The Tsai-Hill criterion is based on an energy theory with interactions between stresses. Ply rupture appears when:^[1][2]

${\displaystyle {\begin{aligned}\left({\cfrac {\sigma _{11}}{X_{11}}}\right)^{2}-\left({\cfrac {\sigma _{11}\sigma _{22}}{X_{11}^{2}}}\right)+\left({\cfrac {\sigma _{22}}{X_{22}}}\right)^{2}+\left({\cfrac {\tau _{12}}{S_{12}}}\right)^{2}\geq 1\end{aligned}}}$ 

Where:

${\displaystyle {\begin{aligned}X_{11}\end{aligned}}}$  is the allowable strength of the ply in the longitudinal direction (0° direction)

${\displaystyle {\begin{aligned}X_{22}\end{aligned}}}$  is the allowable strength of the ply in the transversal direction (90° direction)

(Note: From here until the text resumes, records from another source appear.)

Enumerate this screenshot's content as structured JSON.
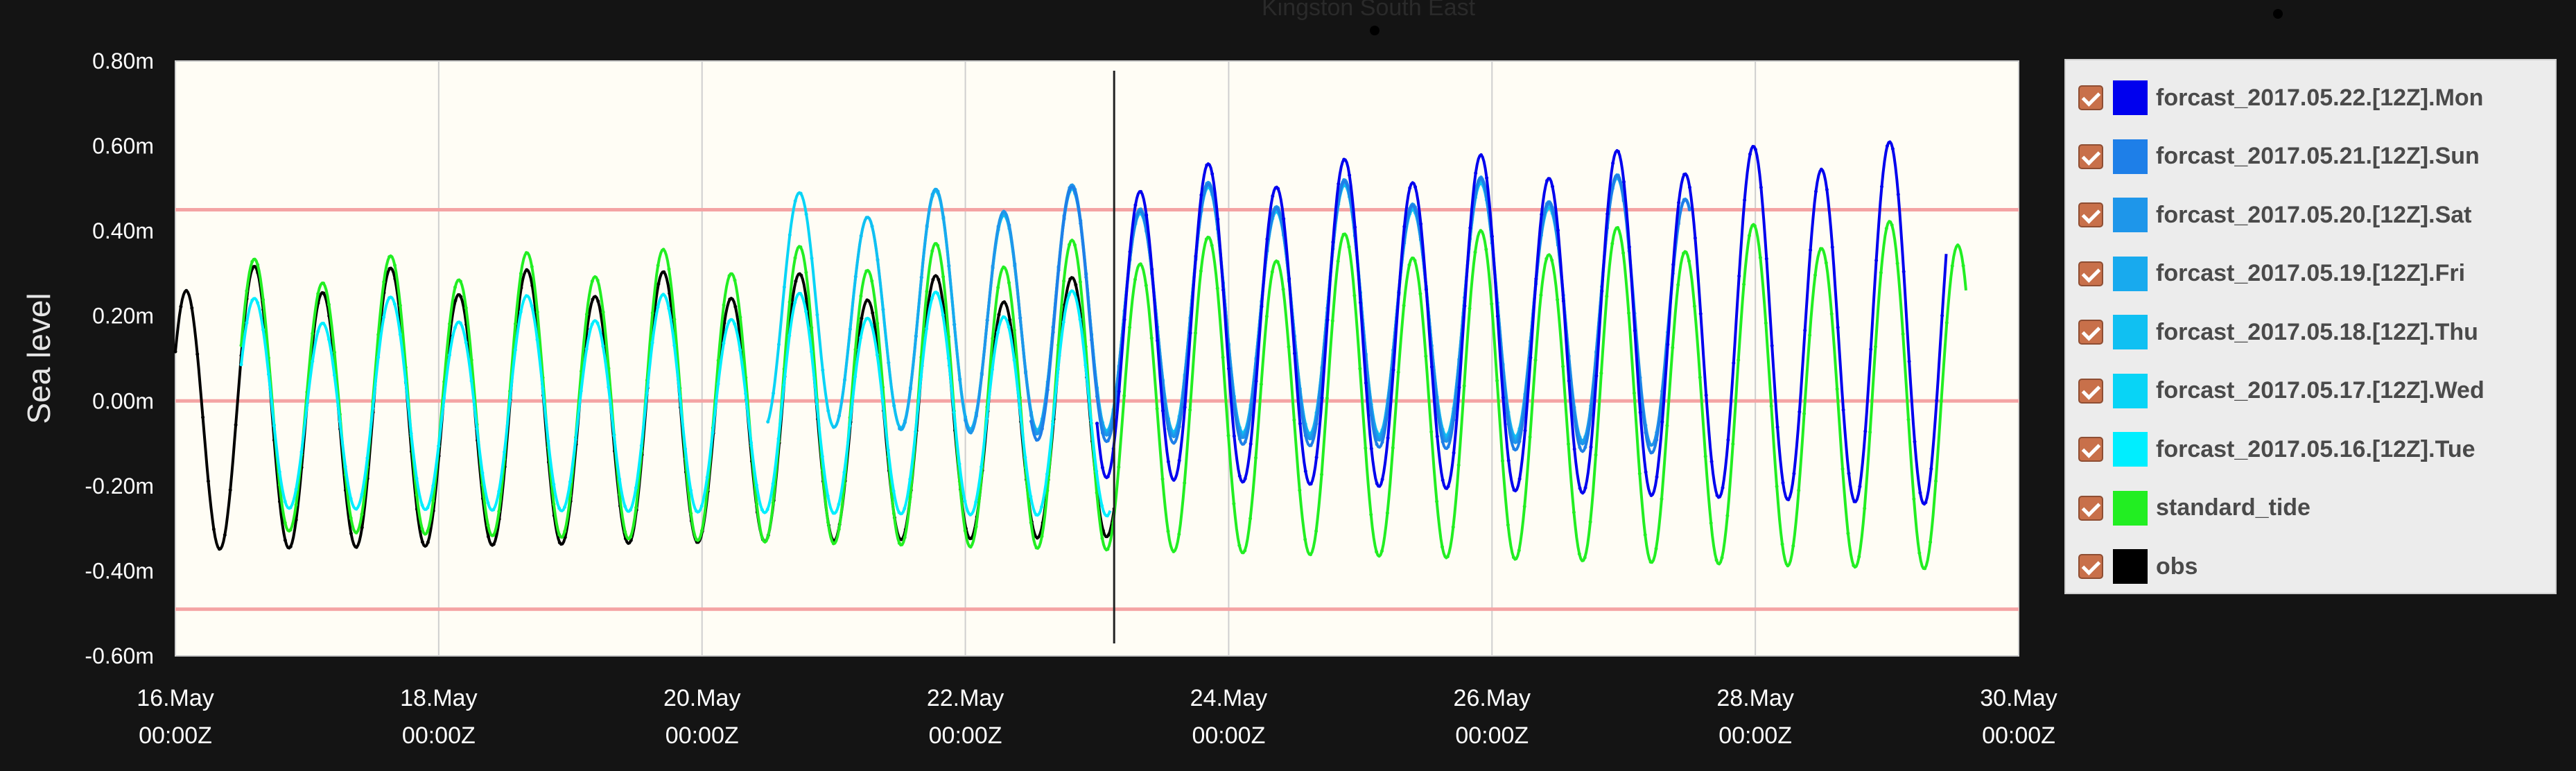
{
  "background_label": "Kingston South East",
  "chart_data": {
    "type": "line",
    "ylabel": "Sea level",
    "ylim": [
      -0.6,
      0.8
    ],
    "yticks": [
      "0.80m",
      "0.60m",
      "0.40m",
      "0.20m",
      "0.00m",
      "-0.20m",
      "-0.40m",
      "-0.60m"
    ],
    "ytick_values": [
      0.8,
      0.6,
      0.4,
      0.2,
      0.0,
      -0.2,
      -0.4,
      -0.6
    ],
    "xlim_days": [
      16,
      30
    ],
    "xticks": [
      {
        "day": 16,
        "date": "16.May",
        "time": "00:00Z"
      },
      {
        "day": 18,
        "date": "18.May",
        "time": "00:00Z"
      },
      {
        "day": 20,
        "date": "20.May",
        "time": "00:00Z"
      },
      {
        "day": 22,
        "date": "22.May",
        "time": "00:00Z"
      },
      {
        "day": 24,
        "date": "24.May",
        "time": "00:00Z"
      },
      {
        "day": 26,
        "date": "26.May",
        "time": "00:00Z"
      },
      {
        "day": 28,
        "date": "28.May",
        "time": "00:00Z"
      },
      {
        "day": 30,
        "date": "30.May",
        "time": "00:00Z"
      }
    ],
    "threshold_lines": [
      0.45,
      0.0,
      -0.49
    ],
    "now_marker_day": 23.13,
    "grid": true,
    "legend_position": "right",
    "plot_background": "#fffdf5",
    "semidiurnal_period_days": 0.5175,
    "series": [
      {
        "name": "forcast_2017.05.22.[12Z].Mon",
        "color": "#0000ee",
        "start": 23.0,
        "end": 29.45,
        "phase": 16.6,
        "amp_start": 0.28,
        "amp_end": 0.42,
        "mean": 0.17
      },
      {
        "name": "forcast_2017.05.21.[12Z].Sun",
        "color": "#1e7fe8",
        "start": 22.5,
        "end": 27.5,
        "phase": 16.6,
        "amp_start": 0.24,
        "amp_end": 0.33,
        "mean": 0.19
      },
      {
        "name": "forcast_2017.05.20.[12Z].Sat",
        "color": "#1e96ea",
        "start": 22.0,
        "end": 27.5,
        "phase": 16.6,
        "amp_start": 0.24,
        "amp_end": 0.32,
        "mean": 0.2
      },
      {
        "name": "forcast_2017.05.19.[12Z].Fri",
        "color": "#18aaee",
        "start": 21.5,
        "end": 27.0,
        "phase": 16.6,
        "amp_start": 0.24,
        "amp_end": 0.31,
        "mean": 0.2
      },
      {
        "name": "forcast_2017.05.18.[12Z].Thu",
        "color": "#10c0f2",
        "start": 21.0,
        "end": 26.5,
        "phase": 16.6,
        "amp_start": 0.24,
        "amp_end": 0.3,
        "mean": 0.2
      },
      {
        "name": "forcast_2017.05.17.[12Z].Wed",
        "color": "#08d4f6",
        "start": 20.5,
        "end": 26.0,
        "phase": 16.6,
        "amp_start": 0.24,
        "amp_end": 0.3,
        "mean": 0.2
      },
      {
        "name": "forcast_2017.05.16.[12Z].Tue",
        "color": "#00eeff",
        "start": 16.5,
        "end": 23.1,
        "phase": 16.6,
        "amp_start": 0.23,
        "amp_end": 0.27,
        "mean": -0.02
      },
      {
        "name": "standard_tide",
        "color": "#22ee22",
        "start": 16.5,
        "end": 29.6,
        "phase": 16.6,
        "amp_start": 0.3,
        "amp_end": 0.4,
        "mean": 0.0
      },
      {
        "name": "obs",
        "color": "#000000",
        "start": 16.0,
        "end": 23.13,
        "phase": 16.6,
        "amp_start": 0.32,
        "amp_end": 0.26,
        "mean": -0.03
      }
    ]
  }
}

${\displaystyle {\begin{aligned}S_{12}\end{aligned}}}$  is the allowable in-plane shear strength of the ply between the longitudinal and the transversal directions${\displaystyle }$

The Tsai hill criterion is interactive, i.e. the stresses in different directions are not decoupled and do affect the failure simultaneously.^[2] Furthermore, it is a failure mode independent criterion, as it does not predict the way in which the material will fail, as opposed to mode-dependent criteria such as the Hashin criterion, or the Puck failure criterion. This can be important as some types of failure can be more critical than others.